SURABAYA, KOMPAS.com - Di Surabaya terdapat situs kuno peningggalan Kerajaan Majapahit yang ditemukan secara tidak sengaja.
Situs tersebut bernama Sumur Jobong yang terletak di Jalan Pandean, Peneleh, Kecamatan Gentang, Surabaya, Jawa Timur.
Sumur tersebut berupa jobong bertumpuk dua yang terbuat dari tanah liat.
Kedalaman sekitar 2 meter, lebar sumur 83 centimeter dan ketebalan bibir sumur 2,5 centimeter.
Berbeda dengan sumur pada umumnya, juru pelihara Sumur Jobong, Agus Santoso mengatakan bahwa Sumur Jobong memiliki misteri dan cerita sejarah tersendiri di baliknya.
Ada penemuan tulang belulang manusia yang tidak lengkap di sekitar posisi ditemukannya Sumur Jobong.

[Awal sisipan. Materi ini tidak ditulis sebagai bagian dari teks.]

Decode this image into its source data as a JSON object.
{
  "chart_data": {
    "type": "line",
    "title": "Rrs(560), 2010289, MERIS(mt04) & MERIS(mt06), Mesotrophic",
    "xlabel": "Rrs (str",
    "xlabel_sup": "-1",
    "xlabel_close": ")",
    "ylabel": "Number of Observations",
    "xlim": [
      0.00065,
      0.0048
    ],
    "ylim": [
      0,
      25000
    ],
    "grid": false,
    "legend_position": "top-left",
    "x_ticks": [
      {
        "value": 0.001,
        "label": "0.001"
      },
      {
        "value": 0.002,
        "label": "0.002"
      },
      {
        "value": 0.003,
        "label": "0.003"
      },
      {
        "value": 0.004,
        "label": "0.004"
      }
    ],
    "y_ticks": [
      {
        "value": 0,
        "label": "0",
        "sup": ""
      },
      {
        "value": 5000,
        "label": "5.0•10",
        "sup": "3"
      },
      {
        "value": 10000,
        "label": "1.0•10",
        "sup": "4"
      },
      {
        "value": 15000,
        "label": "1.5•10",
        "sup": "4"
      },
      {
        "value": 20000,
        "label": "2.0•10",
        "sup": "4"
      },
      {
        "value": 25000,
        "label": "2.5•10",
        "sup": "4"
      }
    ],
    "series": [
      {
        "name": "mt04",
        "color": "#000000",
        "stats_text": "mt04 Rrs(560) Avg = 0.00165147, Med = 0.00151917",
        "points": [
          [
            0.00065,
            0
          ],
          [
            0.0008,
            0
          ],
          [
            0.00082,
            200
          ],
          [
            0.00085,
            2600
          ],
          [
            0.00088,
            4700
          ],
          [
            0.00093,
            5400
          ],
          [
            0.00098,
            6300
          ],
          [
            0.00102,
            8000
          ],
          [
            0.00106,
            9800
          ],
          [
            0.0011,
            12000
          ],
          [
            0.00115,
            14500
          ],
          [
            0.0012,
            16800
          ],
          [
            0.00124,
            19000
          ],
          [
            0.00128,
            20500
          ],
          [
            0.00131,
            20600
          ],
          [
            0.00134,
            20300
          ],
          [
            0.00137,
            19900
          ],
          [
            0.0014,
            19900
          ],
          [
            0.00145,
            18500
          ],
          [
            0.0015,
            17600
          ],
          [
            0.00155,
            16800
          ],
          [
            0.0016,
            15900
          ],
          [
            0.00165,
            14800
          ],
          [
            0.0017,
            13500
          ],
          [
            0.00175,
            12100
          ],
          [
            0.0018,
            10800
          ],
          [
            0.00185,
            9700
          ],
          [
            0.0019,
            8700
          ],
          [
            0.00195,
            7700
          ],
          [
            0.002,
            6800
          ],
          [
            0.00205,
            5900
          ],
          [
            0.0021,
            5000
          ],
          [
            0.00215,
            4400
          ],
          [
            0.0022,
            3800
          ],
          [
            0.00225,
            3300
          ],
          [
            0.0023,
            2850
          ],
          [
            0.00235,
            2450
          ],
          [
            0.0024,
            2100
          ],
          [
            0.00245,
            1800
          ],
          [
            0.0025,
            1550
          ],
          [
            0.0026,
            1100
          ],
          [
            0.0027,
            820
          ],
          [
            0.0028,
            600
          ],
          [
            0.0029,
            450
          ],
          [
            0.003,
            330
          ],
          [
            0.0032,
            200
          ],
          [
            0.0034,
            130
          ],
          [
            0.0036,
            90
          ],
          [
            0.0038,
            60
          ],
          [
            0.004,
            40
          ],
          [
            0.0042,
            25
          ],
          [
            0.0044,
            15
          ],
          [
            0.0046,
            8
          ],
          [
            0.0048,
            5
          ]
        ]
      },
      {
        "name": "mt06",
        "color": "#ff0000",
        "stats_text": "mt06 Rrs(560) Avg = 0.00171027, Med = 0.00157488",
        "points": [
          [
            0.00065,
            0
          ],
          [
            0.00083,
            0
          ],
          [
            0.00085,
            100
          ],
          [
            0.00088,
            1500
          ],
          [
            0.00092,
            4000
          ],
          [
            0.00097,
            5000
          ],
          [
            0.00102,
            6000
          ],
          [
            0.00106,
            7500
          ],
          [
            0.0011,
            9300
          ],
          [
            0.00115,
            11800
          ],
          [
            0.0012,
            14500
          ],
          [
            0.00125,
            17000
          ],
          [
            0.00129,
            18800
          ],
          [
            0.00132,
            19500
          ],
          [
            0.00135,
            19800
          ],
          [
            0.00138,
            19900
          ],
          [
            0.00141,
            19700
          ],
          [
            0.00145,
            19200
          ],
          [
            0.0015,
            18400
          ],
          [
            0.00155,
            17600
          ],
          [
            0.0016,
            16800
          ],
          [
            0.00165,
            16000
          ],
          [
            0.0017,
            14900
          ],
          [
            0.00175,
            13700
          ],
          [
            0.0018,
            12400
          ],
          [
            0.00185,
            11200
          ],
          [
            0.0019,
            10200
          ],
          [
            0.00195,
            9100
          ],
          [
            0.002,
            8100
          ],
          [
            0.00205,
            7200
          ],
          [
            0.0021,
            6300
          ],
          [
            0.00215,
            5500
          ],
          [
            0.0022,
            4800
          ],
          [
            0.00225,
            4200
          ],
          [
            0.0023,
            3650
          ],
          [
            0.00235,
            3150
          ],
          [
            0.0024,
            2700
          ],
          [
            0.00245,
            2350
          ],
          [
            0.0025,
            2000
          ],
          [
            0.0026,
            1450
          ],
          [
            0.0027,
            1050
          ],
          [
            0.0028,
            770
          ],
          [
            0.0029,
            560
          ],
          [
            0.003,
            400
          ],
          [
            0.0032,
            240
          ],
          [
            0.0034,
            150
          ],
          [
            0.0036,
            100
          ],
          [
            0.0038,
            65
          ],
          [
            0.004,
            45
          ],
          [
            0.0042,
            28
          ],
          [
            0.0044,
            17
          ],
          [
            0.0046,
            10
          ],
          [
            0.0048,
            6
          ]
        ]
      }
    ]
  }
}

Baca juga: Sumur Jobong di Surabaya, Jejak Tertua Kerajaan Majapahit yang Tak Sengaja Ditemukan
“Selain tulang belulang, di kedalaman sekitar 1 meter itu ditemukan patahan bata, gerabah, dan pecahan guci,” jelas Agus saat ditemui Kompas.com, Minggu (7/12/2025).
Patahan batu-bata tersebut memiliki lebar 20 centimeter, tebal 8 centimeter, dan panjang yang bervariasi mulai dari 17, 20.hingga 35 centimeter.
“Awalnya sama tukang yang menggali itu mau dihancurkan, terus saya bilang ‘jangan pak, ini kayaknya pertanda sesuatu’. Akhirnya sumber air itu dilingkarin, nyambung, dan diketahui kalau itu ternyata sumur,” ujarnya.
Setelah itu, Agus melaporkan penemuan tersebut kepada lurah untuk ditelusuri lebih dalam oleh pemerintah kota bersama para ahli.
Sementara tulang belulang itu dilakukan pengujian oleh Museum Etnografi dan Pusat Kajian Kematian Universitas Airlangga (Unair) bersama Laboratorium Radiokarbon Australia National University, Canberra, Australia.
Diketahui berdasarkan uji pertanggalan, yakni uji karbon untuk menentukan usia tulang dalam sumur jobong berkisar 1430 – 1608 M.
Patahan batu bata, gerabah, dan guci yang ditemukan di kedalaman 1 meter dari situs Sumur Jobong, Surabaya.
“Bahkan, kurator dari Unair itu menyimpulkan kalau tulang ini keberadaannya pada tahun 1430 M, berarti tahun sebelum itu sudah ada kehidupan dan peradaban di Kampung Pandean ini,” jelasnya.
Apalagi dalam sejarah Surabaya yang dialiri Sungai Kalimas, merupakan jalur penting dalam transportasi perdagangan era Kerajaan Majapahit.
Ini sangat memungkinkan pula di bantaran Kalimas dan Kali Surabaya terdapat pemukiman penduduk.